Featuring videos and photos of performances in both Paris and Hartford, The Red Chador provokes the question, “What do you fear?” The interdisciplinary exhibit explores artist, scholar, and global agitator Anida Yoeu Ali’s thematic interest in using religious aesthetics to provoke ideas of otherness.
Opening Reception: Tuesday, November 3, 4:30 p.m. – 6:30 p.m.
Exhibition Period: November 3 – December 14, 2015
Widener Gallery at the Austin Arts Center
Trinity College, 300 Summit St., Hartford, CT 06106
Cloaked in a red sequin chador or “Muslim” headdress, internationally recognized artist Anida Yoeu Ali will stage a series of public performances between September and October across the Connecticut landscape. As The Red Chador, the artist can be found walking across campus grounds and abandoned factories, along main streets and side streets, and into churches and picket-fenced backyards. Ali asks, “If you encounter The Red Chador, would you fear her or walk with her? Would you help her across the terrain or would you block her path? Would you take a moment to notice her? Would you care at all?”

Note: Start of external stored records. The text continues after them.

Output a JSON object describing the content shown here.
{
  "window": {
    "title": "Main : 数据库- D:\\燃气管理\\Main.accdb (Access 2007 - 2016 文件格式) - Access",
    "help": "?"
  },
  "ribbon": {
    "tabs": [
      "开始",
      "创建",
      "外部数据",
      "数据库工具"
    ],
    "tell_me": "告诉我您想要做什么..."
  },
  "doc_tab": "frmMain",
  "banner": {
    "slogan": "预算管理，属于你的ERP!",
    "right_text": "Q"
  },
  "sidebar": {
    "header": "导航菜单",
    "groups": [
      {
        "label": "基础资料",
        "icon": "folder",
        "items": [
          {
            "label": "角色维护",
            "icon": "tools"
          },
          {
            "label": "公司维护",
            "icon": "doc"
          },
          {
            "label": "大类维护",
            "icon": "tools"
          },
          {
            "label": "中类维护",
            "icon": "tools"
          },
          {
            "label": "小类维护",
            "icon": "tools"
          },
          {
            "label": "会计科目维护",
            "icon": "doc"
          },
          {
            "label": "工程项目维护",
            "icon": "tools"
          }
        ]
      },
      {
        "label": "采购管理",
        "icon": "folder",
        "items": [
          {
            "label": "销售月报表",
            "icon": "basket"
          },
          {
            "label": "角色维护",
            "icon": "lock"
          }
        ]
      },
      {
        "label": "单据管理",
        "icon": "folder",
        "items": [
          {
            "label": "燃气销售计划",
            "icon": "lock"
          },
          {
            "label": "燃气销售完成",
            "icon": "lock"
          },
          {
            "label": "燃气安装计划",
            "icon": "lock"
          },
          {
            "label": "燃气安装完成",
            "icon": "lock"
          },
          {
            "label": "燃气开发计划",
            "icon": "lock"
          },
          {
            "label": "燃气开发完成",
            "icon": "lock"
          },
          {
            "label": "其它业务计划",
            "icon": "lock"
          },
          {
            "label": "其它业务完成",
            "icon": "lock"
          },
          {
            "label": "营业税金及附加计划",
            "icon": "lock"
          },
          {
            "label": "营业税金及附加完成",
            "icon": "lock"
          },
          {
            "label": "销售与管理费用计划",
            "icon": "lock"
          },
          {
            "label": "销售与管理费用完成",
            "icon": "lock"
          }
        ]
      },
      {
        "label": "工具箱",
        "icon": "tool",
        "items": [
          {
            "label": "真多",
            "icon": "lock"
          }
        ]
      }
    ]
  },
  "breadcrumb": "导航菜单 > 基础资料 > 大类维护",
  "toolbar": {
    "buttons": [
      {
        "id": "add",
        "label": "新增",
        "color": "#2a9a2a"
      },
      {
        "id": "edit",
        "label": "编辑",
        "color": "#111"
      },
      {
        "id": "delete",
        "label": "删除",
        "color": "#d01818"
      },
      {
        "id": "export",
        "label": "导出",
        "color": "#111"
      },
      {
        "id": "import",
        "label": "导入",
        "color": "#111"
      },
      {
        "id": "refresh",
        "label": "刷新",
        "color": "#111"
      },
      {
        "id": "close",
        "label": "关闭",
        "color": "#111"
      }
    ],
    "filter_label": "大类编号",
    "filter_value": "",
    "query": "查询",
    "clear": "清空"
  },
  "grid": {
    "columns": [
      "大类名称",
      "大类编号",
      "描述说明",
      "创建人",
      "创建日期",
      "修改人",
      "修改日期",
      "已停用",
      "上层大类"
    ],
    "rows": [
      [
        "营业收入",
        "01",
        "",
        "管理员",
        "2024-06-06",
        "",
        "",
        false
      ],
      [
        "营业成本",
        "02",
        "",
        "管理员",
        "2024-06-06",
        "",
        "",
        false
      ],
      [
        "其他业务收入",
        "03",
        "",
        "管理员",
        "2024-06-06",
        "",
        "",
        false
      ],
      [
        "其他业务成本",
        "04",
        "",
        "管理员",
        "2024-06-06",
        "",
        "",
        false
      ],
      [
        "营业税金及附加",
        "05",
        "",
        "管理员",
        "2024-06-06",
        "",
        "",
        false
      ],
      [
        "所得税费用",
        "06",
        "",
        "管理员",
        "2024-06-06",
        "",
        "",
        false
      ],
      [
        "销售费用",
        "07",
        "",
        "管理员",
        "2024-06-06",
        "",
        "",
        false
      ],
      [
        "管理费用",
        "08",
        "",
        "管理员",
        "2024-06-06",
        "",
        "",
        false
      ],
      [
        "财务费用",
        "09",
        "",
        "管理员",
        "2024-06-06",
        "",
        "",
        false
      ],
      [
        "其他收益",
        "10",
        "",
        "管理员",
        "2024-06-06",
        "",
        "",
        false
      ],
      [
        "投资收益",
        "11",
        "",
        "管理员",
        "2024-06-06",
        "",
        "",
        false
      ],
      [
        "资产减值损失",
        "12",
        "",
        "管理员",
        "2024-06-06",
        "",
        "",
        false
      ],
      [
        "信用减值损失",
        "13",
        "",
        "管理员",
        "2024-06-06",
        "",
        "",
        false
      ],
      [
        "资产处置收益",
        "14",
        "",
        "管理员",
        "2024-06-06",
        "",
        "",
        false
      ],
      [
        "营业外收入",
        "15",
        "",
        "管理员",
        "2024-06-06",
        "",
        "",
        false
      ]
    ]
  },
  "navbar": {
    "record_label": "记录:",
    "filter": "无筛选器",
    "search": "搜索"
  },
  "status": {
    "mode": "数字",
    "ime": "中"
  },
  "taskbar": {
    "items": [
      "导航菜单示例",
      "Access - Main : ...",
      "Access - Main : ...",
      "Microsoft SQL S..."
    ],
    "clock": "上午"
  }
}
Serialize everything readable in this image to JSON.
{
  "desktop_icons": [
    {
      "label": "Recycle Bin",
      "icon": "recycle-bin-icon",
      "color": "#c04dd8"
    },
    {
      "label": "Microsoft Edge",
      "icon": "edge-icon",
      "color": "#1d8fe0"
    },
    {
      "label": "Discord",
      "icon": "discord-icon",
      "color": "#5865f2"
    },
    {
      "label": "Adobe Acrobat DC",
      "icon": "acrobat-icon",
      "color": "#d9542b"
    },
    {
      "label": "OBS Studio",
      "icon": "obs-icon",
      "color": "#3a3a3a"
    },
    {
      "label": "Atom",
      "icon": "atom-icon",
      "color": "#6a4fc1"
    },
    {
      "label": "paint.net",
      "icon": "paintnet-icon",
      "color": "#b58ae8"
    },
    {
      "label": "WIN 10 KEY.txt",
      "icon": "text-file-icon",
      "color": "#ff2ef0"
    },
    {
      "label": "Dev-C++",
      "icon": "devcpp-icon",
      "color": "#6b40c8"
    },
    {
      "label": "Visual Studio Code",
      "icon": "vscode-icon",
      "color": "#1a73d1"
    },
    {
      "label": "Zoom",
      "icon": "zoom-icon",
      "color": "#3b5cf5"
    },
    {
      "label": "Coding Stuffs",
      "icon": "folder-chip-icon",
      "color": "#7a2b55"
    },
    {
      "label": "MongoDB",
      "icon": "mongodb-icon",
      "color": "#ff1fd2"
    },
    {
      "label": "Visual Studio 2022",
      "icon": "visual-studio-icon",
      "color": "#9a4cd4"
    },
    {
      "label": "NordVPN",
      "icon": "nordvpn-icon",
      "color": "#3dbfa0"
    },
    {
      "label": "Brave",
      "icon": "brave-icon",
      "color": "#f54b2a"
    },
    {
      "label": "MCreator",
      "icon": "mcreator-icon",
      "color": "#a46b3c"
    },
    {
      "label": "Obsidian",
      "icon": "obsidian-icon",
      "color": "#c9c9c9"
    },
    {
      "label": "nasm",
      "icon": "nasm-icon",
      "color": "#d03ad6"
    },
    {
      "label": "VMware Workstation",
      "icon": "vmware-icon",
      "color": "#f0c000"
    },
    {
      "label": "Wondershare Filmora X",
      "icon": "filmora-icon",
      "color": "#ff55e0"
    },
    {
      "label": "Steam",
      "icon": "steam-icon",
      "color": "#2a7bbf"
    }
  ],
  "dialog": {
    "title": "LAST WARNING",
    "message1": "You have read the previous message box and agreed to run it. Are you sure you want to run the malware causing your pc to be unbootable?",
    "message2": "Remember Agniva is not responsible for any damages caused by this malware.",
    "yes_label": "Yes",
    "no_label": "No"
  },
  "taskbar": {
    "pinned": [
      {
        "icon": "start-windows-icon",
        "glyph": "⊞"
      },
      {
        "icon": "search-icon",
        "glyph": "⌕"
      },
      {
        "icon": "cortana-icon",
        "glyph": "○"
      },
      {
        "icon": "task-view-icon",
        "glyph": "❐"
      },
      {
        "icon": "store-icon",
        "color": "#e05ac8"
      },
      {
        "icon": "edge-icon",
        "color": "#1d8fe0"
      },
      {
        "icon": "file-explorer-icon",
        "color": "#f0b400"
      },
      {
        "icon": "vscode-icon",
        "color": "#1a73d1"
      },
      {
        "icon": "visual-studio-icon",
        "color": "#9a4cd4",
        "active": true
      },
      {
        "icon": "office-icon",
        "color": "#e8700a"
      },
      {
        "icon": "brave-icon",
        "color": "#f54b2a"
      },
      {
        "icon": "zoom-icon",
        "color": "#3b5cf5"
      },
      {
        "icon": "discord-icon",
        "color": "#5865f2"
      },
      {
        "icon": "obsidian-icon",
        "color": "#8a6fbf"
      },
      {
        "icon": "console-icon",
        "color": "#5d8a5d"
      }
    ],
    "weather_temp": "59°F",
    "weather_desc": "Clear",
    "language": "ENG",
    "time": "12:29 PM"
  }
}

The Red Chador was originally commissioned for a series of durational performances at the Palais de Tokyo in Paris during April 2015 as part of the Secret Archipelago exhibition. In the original performance series, Ali divided her performances over two days, one outside and the other inside the museum. On the first day, April 19, 2015, The Red Chador took to the streets of Paris, strolling across famous Parisian tourist sites and walking into subways, cafes, and churches. The next day, The Red Chador became an executioner who sat for 12 hours at the Palais de Tokyo executing French baguettes every hour on the hour until her outrageous demands were met by museum visitors. The work drew upon the complex history between France and its former colonies, its own history of rebellion, and the current irrationality of fear and terrorism in many countries around the world.